DUP refusal to engage - fear or fascism?

Since partition, unionists have denied or refused to recognise the right of Catholics to participate in the functions of government. This was the outworking of the 'Protestant State for a Protestant people' as espoused by James Craig. This writ ran virtually unopposed either by nationalists in the North or by successive governments in Dublin up until the mid-1960s. In this unchallenged situation unionists had nothing to fear, as there was no debate about how the state was run. They had the unfettered control of every aspect of life and even the so-called 'mother of parliaments' exercised a convention of non-interference in the domestic affairs of the North. This all changed in the aftermath of the Civil Rights campaign when the Stormont regime violently responded to simple demands around voting, housing and jobs by unleashing state militias to defend the sectarian status quo. This in turn contributed to the escalation of conflict and descent into a 30-year war.

As realisation sank in that there could be no military victory, the British entered negotiations with republicans and from that engagement emerged the 'Irish peace strategy'. This was grasped, maybe with trepidation by some republicans, but as a necessary development by most. Republican and nationalist leaders throughout the island led from the front by promoting the benefits of the peace process. As it became clear that there would have to be change, it was believed that negative unionist reaction was motivated by a fear of change - fear of the unknown road ahead. Eventually the process resulted in the Good Friday Agreement, endorsed massively by nationalist Ireland but by barely a majority of unionism, then led by the UUP.

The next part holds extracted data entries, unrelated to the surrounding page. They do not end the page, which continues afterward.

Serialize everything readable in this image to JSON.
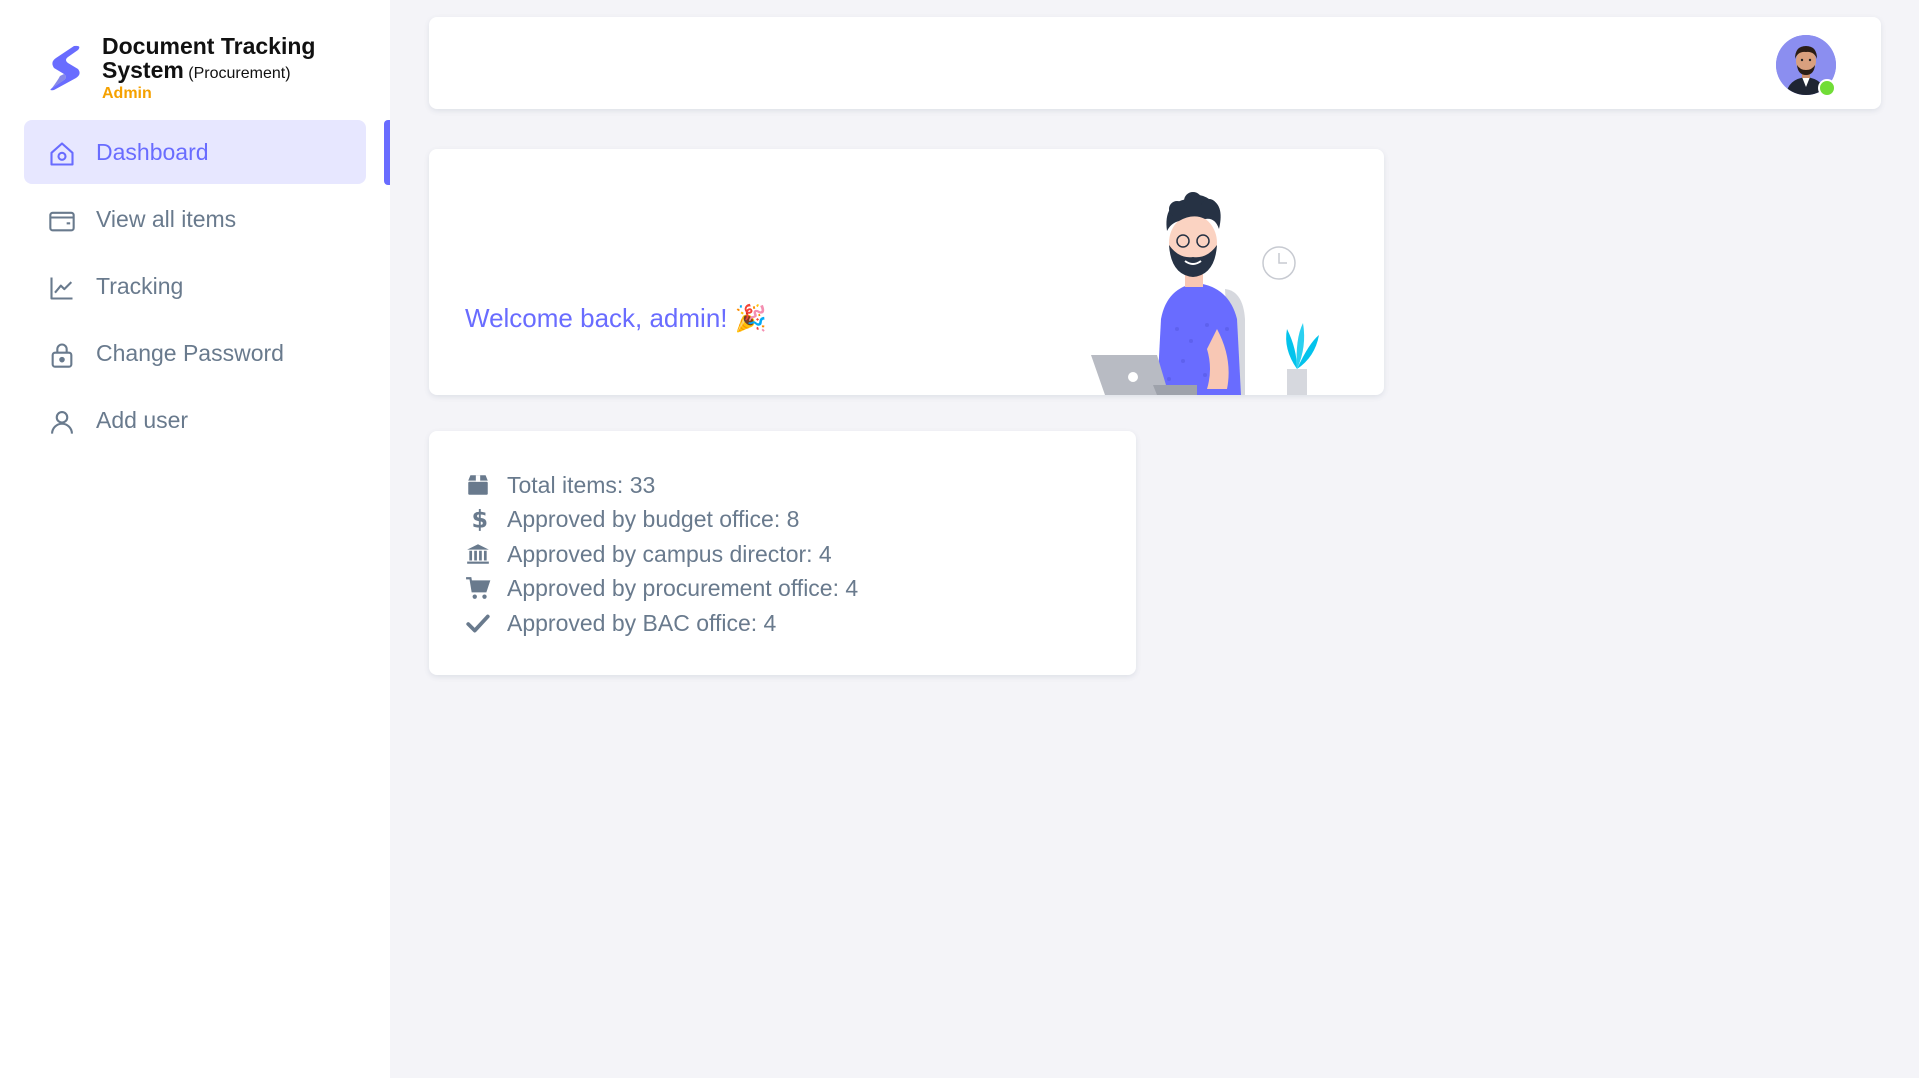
{
  "brand": {
    "title_line1": "Document Tracking",
    "title_line2": "System",
    "subtitle": "(Procurement)",
    "role": "Admin",
    "logo_color": "#696cff"
  },
  "menu": {
    "items": [
      {
        "label": "Dashboard",
        "icon": "home-icon",
        "active": true
      },
      {
        "label": "View all items",
        "icon": "wallet-icon",
        "active": false
      },
      {
        "label": "Tracking",
        "icon": "line-chart-icon",
        "active": false
      },
      {
        "label": "Change Password",
        "icon": "lock-icon",
        "active": false
      },
      {
        "label": "Add user",
        "icon": "user-icon",
        "active": false
      }
    ]
  },
  "navbar": {
    "avatar_icon": "user-avatar",
    "status": "online",
    "status_color": "#71dd37"
  },
  "welcome": {
    "message": "Welcome back, admin! 🎉",
    "accent": "#696cff"
  },
  "stats": [
    {
      "icon": "box-icon",
      "label": "Total items: 33"
    },
    {
      "icon": "dollar-icon",
      "label": "Approved by budget office: 8"
    },
    {
      "icon": "bank-icon",
      "label": "Approved by campus director: 4"
    },
    {
      "icon": "cart-icon",
      "label": "Approved by procurement office: 4"
    },
    {
      "icon": "check-icon",
      "label": "Approved by BAC office: 4"
    }
  ]
}
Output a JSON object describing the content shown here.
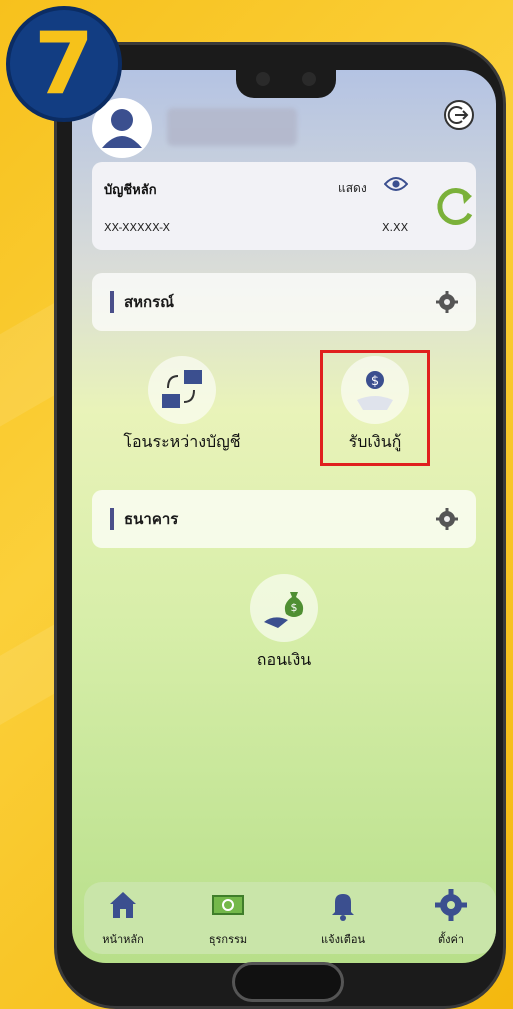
{
  "step_badge": "7",
  "account": {
    "title": "บัญชีหลัก",
    "show_label": "แสดง",
    "number": "XX-XXXXX-X",
    "balance": "X.XX"
  },
  "sections": {
    "cooperative": {
      "title": "สหกรณ์"
    },
    "bank": {
      "title": "ธนาคาร"
    }
  },
  "menu": {
    "transfer_label": "โอนระหว่างบัญชี",
    "receive_loan_label": "รับเงินกู้",
    "withdraw_label": "ถอนเงิน"
  },
  "bottom_nav": {
    "home": "หน้าหลัก",
    "transactions": "ธุรกรรม",
    "notifications": "แจ้งเตือน",
    "settings": "ตั้งค่า"
  },
  "colors": {
    "accent_navy": "#123d82",
    "badge_text": "#f6c21a",
    "refresh_green": "#7bb13a",
    "highlight_red": "#e0201e",
    "nav_icon": "#3b4f8f"
  }
}
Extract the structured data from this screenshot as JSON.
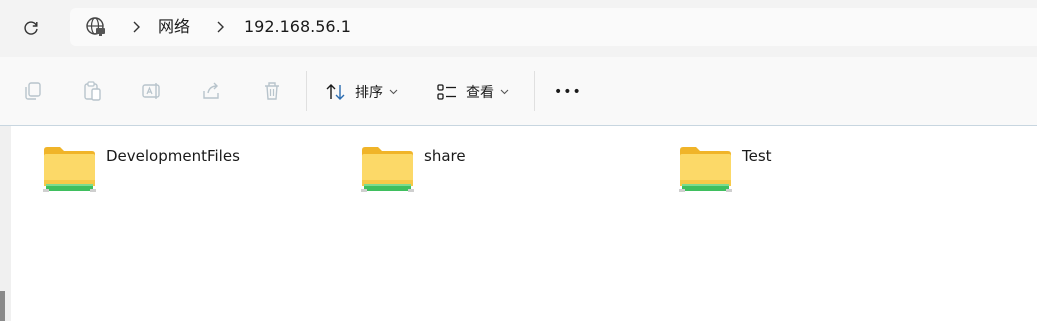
{
  "address_bar": {
    "location_icon": "network-globe-icon",
    "breadcrumb": [
      {
        "label": "网络"
      },
      {
        "label": "192.168.56.1"
      }
    ]
  },
  "toolbar": {
    "disabled_actions": [
      "copy-icon",
      "paste-icon",
      "rename-icon",
      "share-icon",
      "delete-icon"
    ],
    "sort_label": "排序",
    "view_label": "查看",
    "more_label": "•••"
  },
  "content": {
    "items": [
      {
        "name": "DevelopmentFiles",
        "type": "network-share-folder"
      },
      {
        "name": "share",
        "type": "network-share-folder"
      },
      {
        "name": "Test",
        "type": "network-share-folder"
      }
    ]
  },
  "colors": {
    "accent_blue": "#2b6cb0",
    "folder_yellow": "#f7c948",
    "share_green": "#3fbf5f",
    "disabled_icon": "#b8c4cc"
  }
}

Throughout the process UUP leader David Trimble seemed a reluctant proponent of the Agreement. Continuously looking over his shoulder at the opponents of change in his own party, he steadfastly refused to promote it or engage in dialogue with republicans, eventually only meeting Gerry Adams behind closed doors.

The two governments mistakenly believed that by pandering to Trimble's insecurity they would eventually convince unionism of the need for change. Instead it only served to reinforce unionism's belief that by refusing to engage in dialogue it could maintain the status quo. Trimble's prevarication and weak leadership led to an erosion of pro-Agreement unionism, leaving the way open for fundamentalist unionism to take control in the guise of the DUP. While UUP lack of enthusiasm for the Agreement could be excused as a fear of change, DUP refusal to countenance any form of engagement is more akin to fascism.

While genuine fear of change is understandable and needs to be addressed, the refusal to accept that others are entitled to hold and promote diametrically opposite political views is nothing short of fascism. Denying a voice to your political opponents - as the DUP is attempting - is fascism and needs to be confronted by all who claim to be democrats. It's time, particularly for the two governments, to defend the GFA.